Dix ans après le « non » : crever l’abcès, pour l’Union européenne et pour la gauche

Dix ans après l’échec du référendum sur le Traité constitutionnel européen, Yves Bertoncini revient sur les fractures qu’il a cristallisées, notamment au sein de la gauche française – une analyse nécessaire pour s’engager pleinement dans les débats européens d’aujourd’hui.

Le 29 mai 2005, les électeurs français disent majoritairement « non » au Traité constitutionnel européen. Ce rejet semble révéler une défiance envers la construction européenne, mais aussi un profond malaise au sein de la gauche, très divisée sur la question. Dix ans après le référendum, que reste-t-il de ce « non » ?

Pour le savoir, il faut revenir sur l’analyse du vote de 2005, qui invitait les Français à se prononcer sur une « Constitution européenne » dans un contexte national difficile d’un point de vue économique et politique.

Les « nonistes » de 2005 ne sont pas d’abord eurosceptiques : leur choix a principalement été orienté par des considérations nationales, comme l’affirment 52 % d’entre eux. 4 % seulement se sont intéressés à la place de l’Europe dans le monde, déterminante pour ceux qui ont voté oui.

Il faut aussi rappeler la grande diversité partisane des « nonistes », qui s’étendent de l’extrême gauche à l’extrême droite. La victoire du « non » n’est pas une victoire de la gauche, puisqu’elle n’aurait pas été possible sans des votes massifs d’extrême droite, et dans une moindre mesure, de droite. Mais les sympathisants de gauche se sont majoritairement opposés au Traité, en grande partie parce qu’ils jugeaient l’Union européenne (UE) trop libérale.

En 2008, le Traité de Lisbonne est adopté. Beaucoup dénoncent alors une « victoire volée » à la gauche et un déni de démocratie. Il est pourtant erroné de considérer que le Traité de Lisbonne est identique au Traité constitutionnel rejeté en 2005. Le Traité de Lisbonne ne reprend pas les dispositions déjà en vigueur et fait près de 200 pages de moins. Ses rédacteurs ont pris en compte certaines revendications des électeurs du « non », surtout souverainistes, mais aussi sociales et environnementales. Beaucoup de nouvelles dispositions demeurent, mais elles n’avaient pas été critiquées par les « nonistes », comme par exemple les 50 articles renforçant les pouvoirs du Parlement européen. Enfin, si elle ne répond pas à l’idéal de la démocratie participative, la ratification parlementaire est bien un processus démocratique, retenu par la quasi-totalité des Etats membres. Il est d’autant plus réducteur de parler de « régression démocratique » qu’il fallait en outre aboutir à un compromis entre 25 Etats-nations tout aussi légitimes.
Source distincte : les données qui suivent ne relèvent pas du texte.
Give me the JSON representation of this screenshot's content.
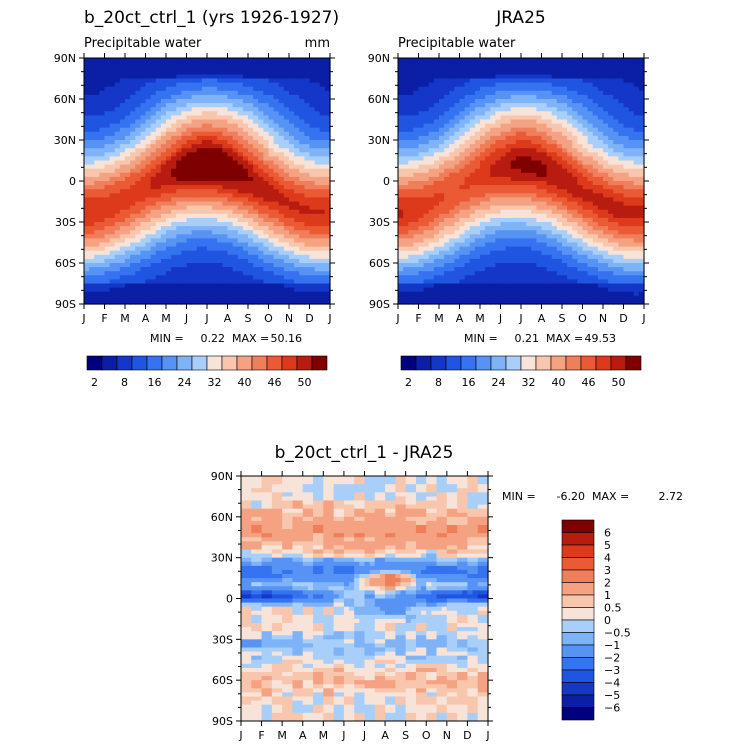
{
  "palette": [
    "#00007f",
    "#0a1fa5",
    "#1437c8",
    "#1f55e0",
    "#3573f0",
    "#5693f5",
    "#7eb3f8",
    "#a7cff9",
    "#d0e4f7",
    "#f7e3d8",
    "#f8c6ad",
    "#f4a282",
    "#ef7e5b",
    "#ea5a35",
    "#dd3a1c",
    "#b81c10",
    "#7f0000"
  ],
  "months": [
    "J",
    "F",
    "M",
    "A",
    "M",
    "J",
    "J",
    "A",
    "S",
    "O",
    "N",
    "D",
    "J"
  ],
  "lat_ticks": [
    "90N",
    "60N",
    "30N",
    "0",
    "30S",
    "60S",
    "90S"
  ],
  "chart_data": [
    {
      "type": "heatmap",
      "title": "b_20ct_ctrl_1 (yrs 1926-1927)",
      "subtitle": "Precipitable water",
      "units": "mm",
      "xlabel": "",
      "ylabel": "",
      "x_ticks": [
        "J",
        "F",
        "M",
        "A",
        "M",
        "J",
        "J",
        "A",
        "S",
        "O",
        "N",
        "D",
        "J"
      ],
      "y_ticks": [
        "90N",
        "60N",
        "30N",
        "0",
        "30S",
        "60S",
        "90S"
      ],
      "y_range": [
        -90,
        90
      ],
      "stats": {
        "min_label": "MIN =",
        "min": "0.22",
        "max_label": "MAX =",
        "max": "50.16"
      },
      "contour_levels": [
        2,
        5,
        8,
        12,
        16,
        20,
        24,
        28,
        32,
        36,
        40,
        43,
        46,
        48,
        50
      ],
      "colorbar_labels": [
        "2",
        "8",
        "16",
        "24",
        "32",
        "40",
        "46",
        "50"
      ],
      "max_value": 50.16,
      "min_value": 0.22
    },
    {
      "type": "heatmap",
      "title": "JRA25",
      "subtitle": "Precipitable water",
      "units": "",
      "xlabel": "",
      "ylabel": "",
      "x_ticks": [
        "J",
        "F",
        "M",
        "A",
        "M",
        "J",
        "J",
        "A",
        "S",
        "O",
        "N",
        "D",
        "J"
      ],
      "y_ticks": [
        "90N",
        "60N",
        "30N",
        "0",
        "30S",
        "60S",
        "90S"
      ],
      "y_range": [
        -90,
        90
      ],
      "stats": {
        "min_label": "MIN =",
        "min": "0.21",
        "max_label": "MAX =",
        "max": "49.53"
      },
      "contour_levels": [
        2,
        5,
        8,
        12,
        16,
        20,
        24,
        28,
        32,
        36,
        40,
        43,
        46,
        48,
        50
      ],
      "colorbar_labels": [
        "2",
        "8",
        "16",
        "24",
        "32",
        "40",
        "46",
        "50"
      ],
      "max_value": 49.53,
      "min_value": 0.21
    },
    {
      "type": "heatmap",
      "title": "b_20ct_ctrl_1 - JRA25",
      "subtitle": "",
      "units": "",
      "xlabel": "",
      "ylabel": "",
      "x_ticks": [
        "J",
        "F",
        "M",
        "A",
        "M",
        "J",
        "J",
        "A",
        "S",
        "O",
        "N",
        "D",
        "J"
      ],
      "y_ticks": [
        "90N",
        "60N",
        "30N",
        "0",
        "30S",
        "60S",
        "90S"
      ],
      "y_range": [
        -90,
        90
      ],
      "stats": {
        "min_label": "MIN =",
        "min": "-6.20",
        "max_label": "MAX =",
        "max": "2.72"
      },
      "contour_levels": [
        -6,
        -5,
        -4,
        -3,
        -2,
        -1,
        -0.5,
        0,
        0.5,
        1,
        2,
        3,
        4,
        5,
        6
      ],
      "colorbar_labels": [
        "6",
        "5",
        "4",
        "3",
        "2",
        "1",
        "0.5",
        "0",
        "−0.5",
        "−1",
        "−2",
        "−3",
        "−4",
        "−5",
        "−6"
      ],
      "max_value": 2.72,
      "min_value": -6.2
    }
  ]
}
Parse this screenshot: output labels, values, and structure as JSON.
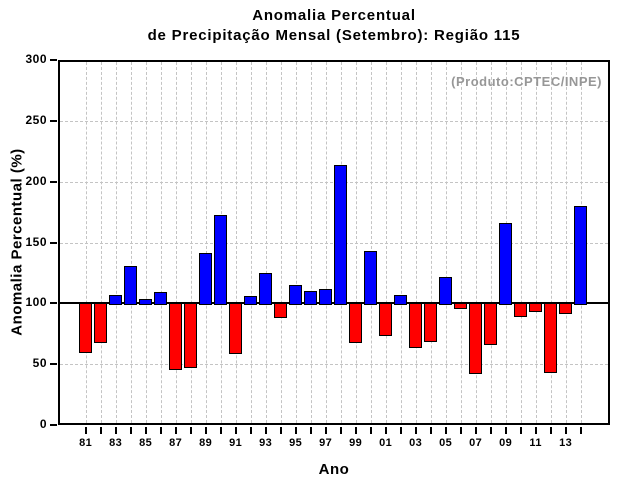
{
  "header": {
    "title_line1": "Anomalia Percentual",
    "title_line2": "de Precipitação Mensal (Setembro): Região 115"
  },
  "annotation": {
    "text": "(Produto:CPTEC/INPE)",
    "color": "#979797"
  },
  "chart_data": {
    "type": "bar",
    "title": "Anomalia Percentual de Precipitação Mensal (Setembro): Região 115",
    "xlabel": "Ano",
    "ylabel": "Anomalia Percentual (%)",
    "ylim": [
      0,
      300
    ],
    "yticks": [
      0,
      50,
      100,
      150,
      200,
      250,
      300
    ],
    "baseline": 100,
    "grid": true,
    "legend_position": "none",
    "x_labels_every": 2,
    "bar_color_above_baseline": "#0000ff",
    "bar_color_below_baseline": "#ff0000",
    "bar_outline_color": "#000000",
    "grid_color": "#c4c4c4",
    "categories": [
      "81",
      "82",
      "83",
      "84",
      "85",
      "86",
      "87",
      "88",
      "89",
      "90",
      "91",
      "92",
      "93",
      "94",
      "95",
      "96",
      "97",
      "98",
      "99",
      "00",
      "01",
      "02",
      "03",
      "04",
      "05",
      "06",
      "07",
      "08",
      "09",
      "10",
      "11",
      "12",
      "13",
      "14"
    ],
    "values": [
      59,
      67,
      107,
      131,
      104,
      109,
      45,
      47,
      141,
      173,
      58,
      106,
      125,
      88,
      115,
      110,
      112,
      214,
      67,
      143,
      73,
      107,
      63,
      68,
      122,
      95,
      42,
      66,
      166,
      89,
      93,
      43,
      91,
      180
    ]
  }
}
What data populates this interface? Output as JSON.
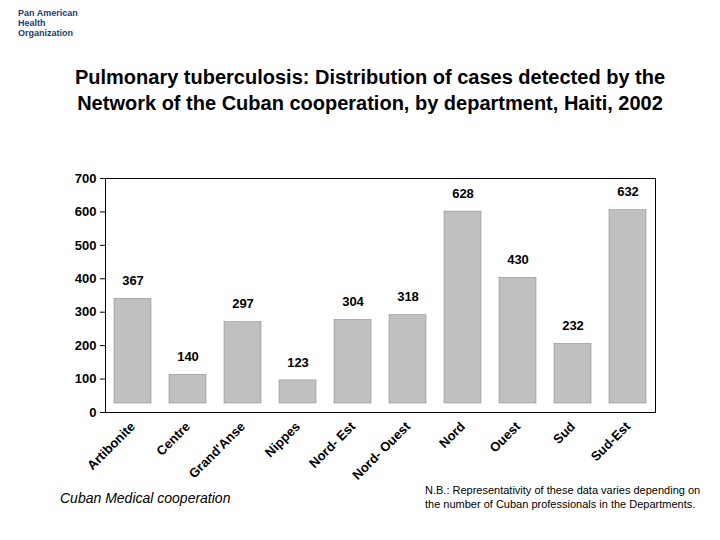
{
  "chart_data": {
    "type": "bar",
    "title": "Pulmonary tuberculosis: Distribution of cases detected by the Network of the Cuban cooperation, by department, Haiti, 2002",
    "categories": [
      "Artibonite",
      "Centre",
      "Grand'Anse",
      "Nippes",
      "Nord- Est",
      "Nord- Ouest",
      "Nord",
      "Ouest",
      "Sud",
      "Sud-Est"
    ],
    "values": [
      367,
      140,
      297,
      123,
      304,
      318,
      628,
      430,
      232,
      632
    ],
    "color": "#c0c0c0",
    "ylim": [
      0,
      700
    ],
    "yticks": [
      0,
      100,
      200,
      300,
      400,
      500,
      600,
      700
    ],
    "grid": false,
    "data_labels": true,
    "annotations": [
      "Pan American Health Organization",
      "Cuban Medical cooperation",
      "N.B.: Representativity of these data varies depending on the number of Cuban professionals in the Departments."
    ]
  }
}
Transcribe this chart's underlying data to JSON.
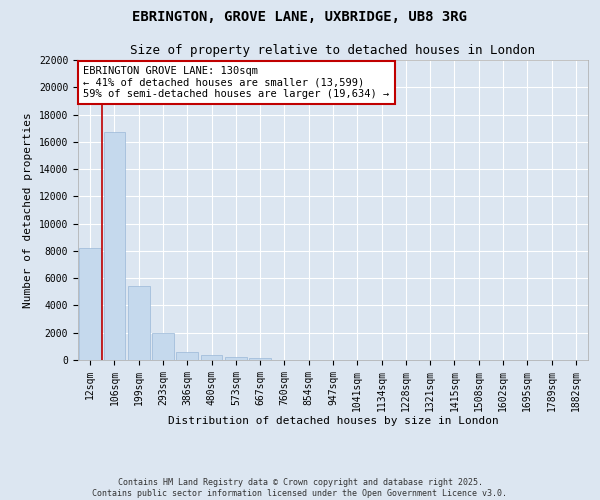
{
  "title": "EBRINGTON, GROVE LANE, UXBRIDGE, UB8 3RG",
  "subtitle": "Size of property relative to detached houses in London",
  "xlabel": "Distribution of detached houses by size in London",
  "ylabel": "Number of detached properties",
  "categories": [
    "12sqm",
    "106sqm",
    "199sqm",
    "293sqm",
    "386sqm",
    "480sqm",
    "573sqm",
    "667sqm",
    "760sqm",
    "854sqm",
    "947sqm",
    "1041sqm",
    "1134sqm",
    "1228sqm",
    "1321sqm",
    "1415sqm",
    "1508sqm",
    "1602sqm",
    "1695sqm",
    "1789sqm",
    "1882sqm"
  ],
  "values": [
    8200,
    16700,
    5400,
    1950,
    620,
    350,
    220,
    150,
    0,
    0,
    0,
    0,
    0,
    0,
    0,
    0,
    0,
    0,
    0,
    0,
    0
  ],
  "bar_color": "#c5d9ed",
  "bar_edge_color": "#9ab8d8",
  "vline_x": 0.5,
  "vline_color": "#c00000",
  "annotation_text": "EBRINGTON GROVE LANE: 130sqm\n← 41% of detached houses are smaller (13,599)\n59% of semi-detached houses are larger (19,634) →",
  "annotation_box_color": "#ffffff",
  "annotation_box_edge": "#c00000",
  "ylim": [
    0,
    22000
  ],
  "yticks": [
    0,
    2000,
    4000,
    6000,
    8000,
    10000,
    12000,
    14000,
    16000,
    18000,
    20000,
    22000
  ],
  "bg_color": "#dce6f1",
  "plot_bg_color": "#dce6f1",
  "title_fontsize": 10,
  "subtitle_fontsize": 9,
  "axis_fontsize": 8,
  "tick_fontsize": 7,
  "footer_text": "Contains HM Land Registry data © Crown copyright and database right 2025.\nContains public sector information licensed under the Open Government Licence v3.0.",
  "grid_color": "#ffffff"
}
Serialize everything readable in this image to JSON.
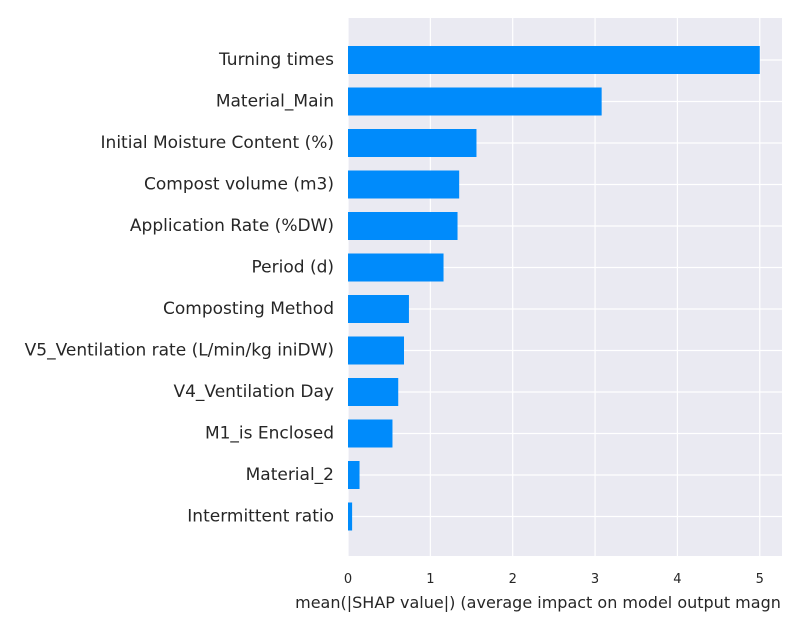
{
  "chart_data": {
    "type": "bar",
    "orientation": "horizontal",
    "categories": [
      "Turning times",
      "Material_Main",
      "Initial Moisture Content (%)",
      "Compost volume (m3)",
      "Application Rate (%DW)",
      "Period (d)",
      "Composting Method",
      "V5_Ventilation rate (L/min/kg iniDW)",
      "V4_Ventilation Day",
      "M1_is Enclosed",
      "Material_2",
      "Intermittent ratio"
    ],
    "values": [
      5.0,
      3.08,
      1.56,
      1.35,
      1.33,
      1.16,
      0.74,
      0.68,
      0.61,
      0.54,
      0.14,
      0.05
    ],
    "xlabel": "mean(|SHAP value|) (average impact on model output magn",
    "ylabel": "",
    "title": "",
    "xlim": [
      0,
      5.27
    ],
    "xticks": [
      0,
      1,
      2,
      3,
      4,
      5
    ],
    "grid": true,
    "legend": "none",
    "colors": {
      "bar": "#008bfb",
      "plot_background": "#eaeaf2",
      "grid": "#ffffff",
      "text": "#262626"
    }
  }
}
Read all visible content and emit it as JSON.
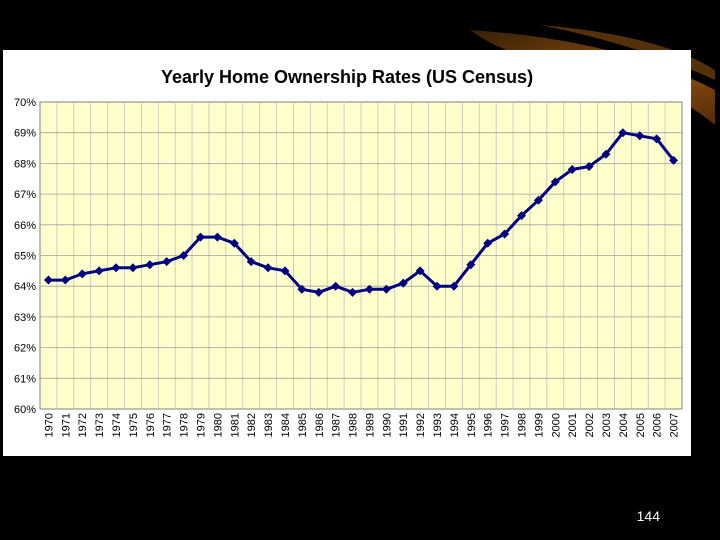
{
  "slide": {
    "page_number": "144"
  },
  "colors": {
    "background": "#000000",
    "plot_area": "#ffffcc",
    "gridline": "#c0c0c0",
    "series_line": "#000080"
  },
  "chart_data": {
    "type": "line",
    "title": "Yearly Home Ownership Rates (US Census)",
    "xlabel": "",
    "ylabel": "",
    "ylim": [
      60,
      70
    ],
    "y_ticks": [
      "60%",
      "61%",
      "62%",
      "63%",
      "64%",
      "65%",
      "66%",
      "67%",
      "68%",
      "69%",
      "70%"
    ],
    "grid": true,
    "legend": "none",
    "x": [
      "1970",
      "1971",
      "1972",
      "1973",
      "1974",
      "1975",
      "1976",
      "1977",
      "1978",
      "1979",
      "1980",
      "1981",
      "1982",
      "1983",
      "1984",
      "1985",
      "1986",
      "1987",
      "1988",
      "1989",
      "1990",
      "1991",
      "1992",
      "1993",
      "1994",
      "1995",
      "1996",
      "1997",
      "1998",
      "1999",
      "2000",
      "2001",
      "2002",
      "2003",
      "2004",
      "2005",
      "2006",
      "2007"
    ],
    "series": [
      {
        "values": [
          64.2,
          64.2,
          64.4,
          64.5,
          64.6,
          64.6,
          64.7,
          64.8,
          65.0,
          65.6,
          65.6,
          65.4,
          64.8,
          64.6,
          64.5,
          63.9,
          63.8,
          64.0,
          63.8,
          63.9,
          63.9,
          64.1,
          64.5,
          64.0,
          64.0,
          64.7,
          65.4,
          65.7,
          66.3,
          66.8,
          67.4,
          67.8,
          67.9,
          68.3,
          69.0,
          68.9,
          68.8,
          68.1
        ]
      }
    ]
  }
}
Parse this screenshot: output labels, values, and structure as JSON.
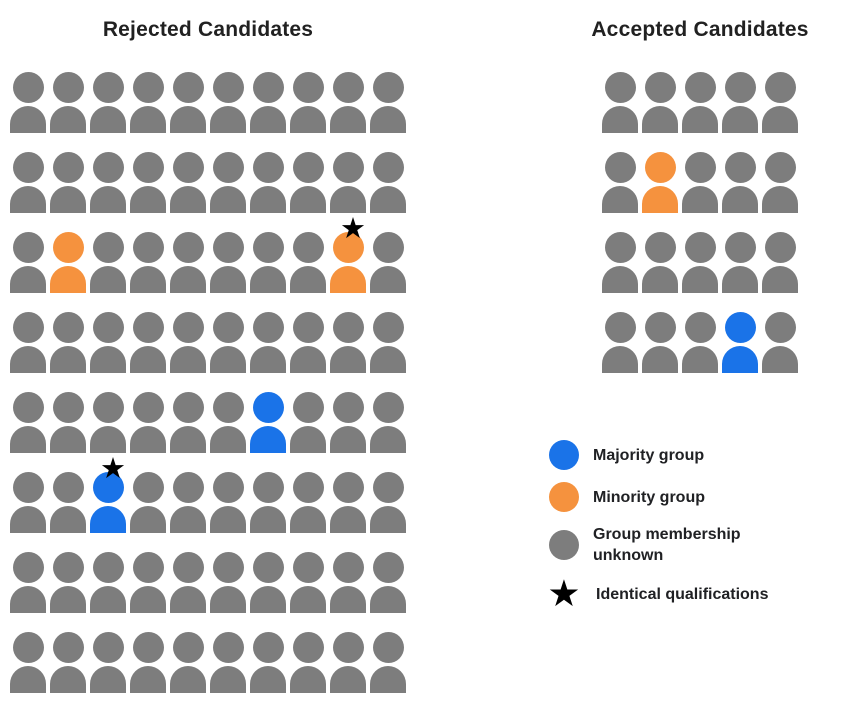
{
  "rejected": {
    "title": "Rejected Candidates",
    "rows": 8,
    "cols": 10,
    "default_group": "unknown",
    "special_cells": [
      {
        "row": 2,
        "col": 1,
        "group": "minority",
        "star": false
      },
      {
        "row": 2,
        "col": 8,
        "group": "minority",
        "star": true
      },
      {
        "row": 4,
        "col": 6,
        "group": "majority",
        "star": false
      },
      {
        "row": 5,
        "col": 2,
        "group": "majority",
        "star": true
      }
    ]
  },
  "accepted": {
    "title": "Accepted Candidates",
    "rows": 4,
    "cols": 5,
    "default_group": "unknown",
    "special_cells": [
      {
        "row": 1,
        "col": 1,
        "group": "minority",
        "star": false
      },
      {
        "row": 3,
        "col": 3,
        "group": "majority",
        "star": false
      }
    ]
  },
  "legend": {
    "items": [
      {
        "key": "majority",
        "marker": "circle",
        "group": "majority",
        "label": "Majority group"
      },
      {
        "key": "minority",
        "marker": "circle",
        "group": "minority",
        "label": "Minority group"
      },
      {
        "key": "unknown",
        "marker": "circle",
        "group": "unknown",
        "label": "Group membership unknown"
      },
      {
        "key": "identical-qualifications",
        "marker": "star",
        "group": "star",
        "label": "Identical qualifications"
      }
    ]
  },
  "colors": {
    "majority": "#1A73E8",
    "minority": "#F5923E",
    "unknown": "#7D7D7D",
    "star": "#000000"
  },
  "icons": {
    "star_glyph": "★"
  }
}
L’évolution du contexte politique depuis dix ans a-t-elle répondu aux aspirations des opposants au Traité constitutionnel, notamment de gauche ? Certainement pas sur le plan national, puisque la situation économique et sociale française n’est pas meilleure qu’en 2005. Pas vraiment non plus au niveau européen, puisque les orientations libérales de l’UE se confirment et que, si le « non » a durablement contrarié l’adhésion de la Turquie, il n’a pas fait obstacle à trois nouveaux « élargissements ». La gestion de la crise de l’euro a suscité de très vifs débats en France et en Europe, tandis que l’émergence de nouveaux défis extérieurs a eu un impact sans doute plus favorable pour l’UE, dès lors que « l’union fait la force » et que la France peut jouer pleinement son rôle.

Au total, l’ampleur des défis européens et internationaux de l’an 2015 appelle à ne plus ressasser sans fin la fracture de 2005 pour s’engager pleinement dans les débats sur la construction européenne, en France et dans toute l’UE.